Struggling with mixed emotions about my aunt’s newly diagnosed cancer. I need to talk it out with spiritual people.


Firstly, let me just say most of the reason my feelings are mixed at all is because she's likely in the very early stages of a very treatable cancer (I say likely because we won't know for sure for two weeks, but she gets checked every year, so it's almost definitely fresh), and 95% of people with this diagnosis (who do what the doctors tell them) are all still alive in 5 years, and 70% don't have any other scare for the rest of their lives. She's also a millionaire, so she has resources. She's likely going to be fine. Nevertheless, I do understand how traumatic it must be to even get a diagnosis like that, let alone go through surgery or chemo. And then the constant fear of remission….it's terrible, regardless of it being a "better" cancer. I get it.

But.

The woman is a terrible person with ZERO compassion for other people. So here lies my struggle. While I never wished her something like this, the spiritual part of me that believes everything happens FOR us, tends to think this illness is here to aid her in her development. (Whether it will or not is anyone's guess. Plenty of terrible people out there with illnesses.)

She is a giant racist who calls black people monkeys. She thinks poor people are simply lazy.
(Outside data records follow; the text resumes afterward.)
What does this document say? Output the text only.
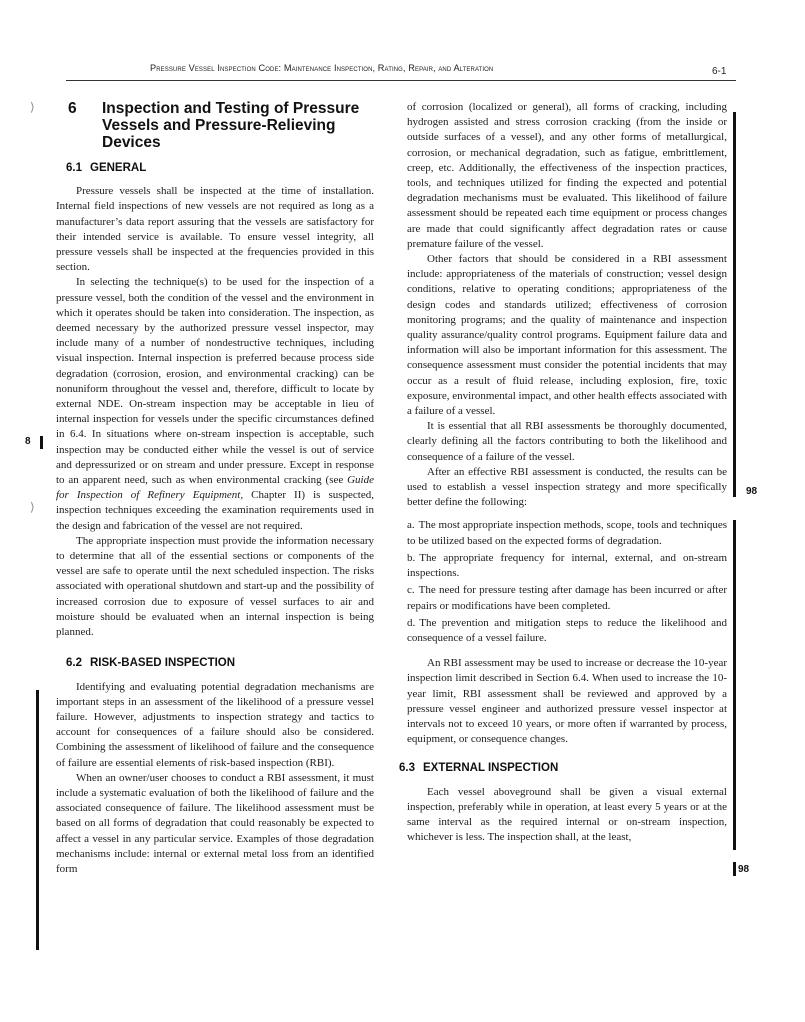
Pressure Vessel Inspection Code: Maintenance Inspection, Rating, Repair, and Alteration	6-1
6	Inspection and Testing of Pressure Vessels and Pressure-Relieving Devices
6.1 GENERAL

Pressure vessels shall be inspected at the time of installation. Internal field inspections of new vessels are not required as long as a manufacturer’s data report assuring that the vessels are satisfactory for their intended service is available. To ensure vessel integrity, all pressure vessels shall be inspected at the frequencies provided in this section.

In selecting the technique(s) to be used for the inspection of a pressure vessel, both the condition of the vessel and the environment in which it operates should be taken into consideration. The inspection, as deemed necessary by the authorized pressure vessel inspector, may include many of a number of nondestructive techniques, including visual inspection. Internal inspection is preferred because process side degradation (corrosion, erosion, and environmental cracking) can be nonuniform throughout the vessel and, therefore, difficult to locate by external NDE. On-stream inspection may be acceptable in lieu of internal inspection for vessels under the specific circumstances defined in 6.4. In situations where on-stream inspection is acceptable, such inspection may be conducted either while the vessel is out of service and depressurized or on stream and under pressure. Except in response to an apparent need, such as when environmental cracking (see Guide for Inspection of Refinery Equipment, Chapter II) is suspected, inspection techniques exceeding the examination requirements used in the design and fabrication of the vessel are not required.

The appropriate inspection must provide the information necessary to determine that all of the essential sections or components of the vessel are safe to operate until the next scheduled inspection. The risks associated with operational shutdown and start-up and the possibility of increased corrosion due to exposure of vessel surfaces to air and moisture should be evaluated when an internal inspection is being planned.

6.2 RISK-BASED INSPECTION

Identifying and evaluating potential degradation mechanisms are important steps in an assessment of the likelihood of a pressure vessel failure. However, adjustments to inspection strategy and tactics to account for consequences of a failure should also be considered. Combining the assessment of likelihood of failure and the consequence of failure are essential elements of risk-based inspection (RBI).

When an owner/user chooses to conduct a RBI assessment, it must include a systematic evaluation of both the likelihood of failure and the associated consequence of failure. The likelihood assessment must be based on all forms of degradation that could reasonably be expected to affect a vessel in any particular service. Examples of those degradation mechanisms include: internal or external metal loss from an identified form

of corrosion (localized or general), all forms of cracking, including hydrogen assisted and stress corrosion cracking (from the inside or outside surfaces of a vessel), and any other forms of metallurgical, corrosion, or mechanical degradation, such as fatigue, embrittlement, creep, etc. Additionally, the effectiveness of the inspection practices, tools, and techniques utilized for finding the expected and potential degradation mechanisms must be evaluated. This likelihood of failure assessment should be repeated each time equipment or process changes are made that could significantly affect degradation rates or cause premature failure of the vessel.

Other factors that should be considered in a RBI assessment include: appropriateness of the materials of construction; vessel design conditions, relative to operating conditions; appropriateness of the design codes and standards utilized; effectiveness of corrosion monitoring programs; and the quality of maintenance and inspection quality assurance/quality control programs. Equipment failure data and information will also be important information for this assessment. The consequence assessment must consider the potential incidents that may occur as a result of fluid release, including explosion, fire, toxic exposure, environmental impact, and other health effects associated with a failure of a vessel.

It is essential that all RBI assessments be thoroughly documented, clearly defining all the factors contributing to both the likelihood and consequence of a failure of the vessel.

After an effective RBI assessment is conducted, the results can be used to establish a vessel inspection strategy and more specifically better define the following:

a. The most appropriate inspection methods, scope, tools and techniques to be utilized based on the expected forms of degradation.
b. The appropriate frequency for internal, external, and on-stream inspections.
c. The need for pressure testing after damage has been incurred or after repairs or modifications have been completed.
d. The prevention and mitigation steps to reduce the likelihood and consequence of a vessel failure.

An RBI assessment may be used to increase or decrease the 10-year inspection limit described in Section 6.4. When used to increase the 10-year limit, RBI assessment shall be reviewed and approved by a pressure vessel engineer and authorized pressure vessel inspector at intervals not to exceed 10 years, or more often if warranted by process, equipment, or consequence changes.

6.3 EXTERNAL INSPECTION

Each vessel aboveground shall be given a visual external inspection, preferably while in operation, at least every 5 years or at the same interval as the required internal or on-stream inspection, whichever is less. The inspection shall, at the least,

8
98
98
⟩
⟩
When she was ranting against the idea of universal healthcare, I tried to tug on her heartstrings by telling her that I know what it's like to get seizures because I had to ration my epilepsy medication (true story) due to a loss of a job, to which she replied that ***I'M*** selfish for expecting her to pay more taxes so that all people can have access to their needed medications.

If you believe in a conscious universe, how is this NOT divine intervention? What's more perfect for a person like this than an illness that may drain her resources, causes physical pain, and makes her fight for her very survival? Not in a "punishment" sense, just in a "here's a lesson served with love so that you may open your heart to your fellow man" sense.

I put my feelings about her aside to tell her I'm here for her, for anything she needs. I sent flowers. I comforted her mother, her children. But if I'm honest, internally, I'm so sick of my family acting like this is happening to such a gem of a human. This is NOT one of those times when something bad happened to a good person. I hope she survives, and I hope this is just a tough time in her life, not something that takes her life. But I also hope that the journey is bad enough that she learns not to be such a motherfreaking a hole.